A combination of visual and programmatical assessments revealed the following issues:

### Quality/Content Issues
#### `tweets_archive` table
- Missing information for *in_reply_to_status_id*, *in_reply_to_user_id*, *retweeted_status_id*, *retweeted_status_user_id*, and *retweeted_status_timestamp* columns.
- Missing information for *doggo*, *floofer*, *pupper*, and *puppo* columns are denoted as "None", instead of "NaN".
- Erroneous datatypes for *timestamp*, *retweeted_status_id*, *retweeted_status_user_id*, and *retweeted_status_timestamp* columns.
- A number of tweets were not original ratings, as they were either replies or retweets.
- Some tweets had decimals in their ratings (eg. 9.75/10), and these ratings were not extracted properly.
- Some tweets had two occurrences of "#/#" numbers in their text, but the wrong set of "#/#" numbers were extracted as the dog ratings.
- Two tweets had ratings of 0 (they were about plagiarism).

#### `breeds_predict` table
- Only have images for 2075 tweets (missing images for some tweets from the `tweets_archive` table).
- Some tweets were not actually about dogs, but were about hens, turtles, goats, piglets, and etc.

#### `tweets_info` table
- Only have retweet count and favorite count information for 2345 tweets (missing information for 11 tweets from the `tweets_archive` table).

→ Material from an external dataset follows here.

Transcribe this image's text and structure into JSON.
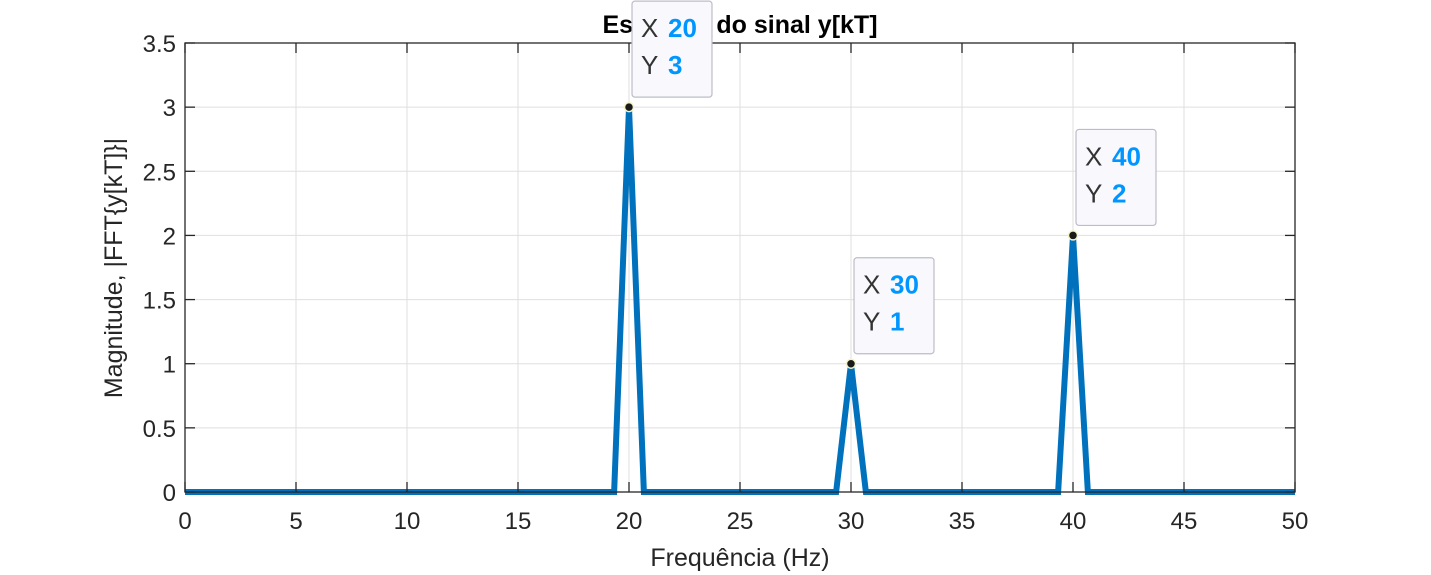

### Tidiness/Structural Issues
- The `tweets_info` table belongs with the `tweets_archive` table.
- Columns *doggo*, *floofer*, *pupper*, *puppo* in the `tweets_archive` table belong to a new variable.


## Cleaning

Copies of data were made specifically for the cleaning process. The current investigation attempted to address missing information issues first, followed by tidiness issues, and finally quality issues. Some issues were bundled together so they could be addressed efficiently using similar code blocks. For each issue or issue bundles, the cleaning operation was defined and put into code, then the result of each cleaning operation was tested. 

## Reflection

The current investigation only identified and addressed a small portion of quality and tidiness issues in the gathered dataset. Real-world data such as Twitter information is indeed messy and complex, whereas the data wrangling process is time-consuming and sometimes technically challenging. The current investigation has gained a much deeper appreciation into the efforts that often go into data wrangling before quality data analysis can take place.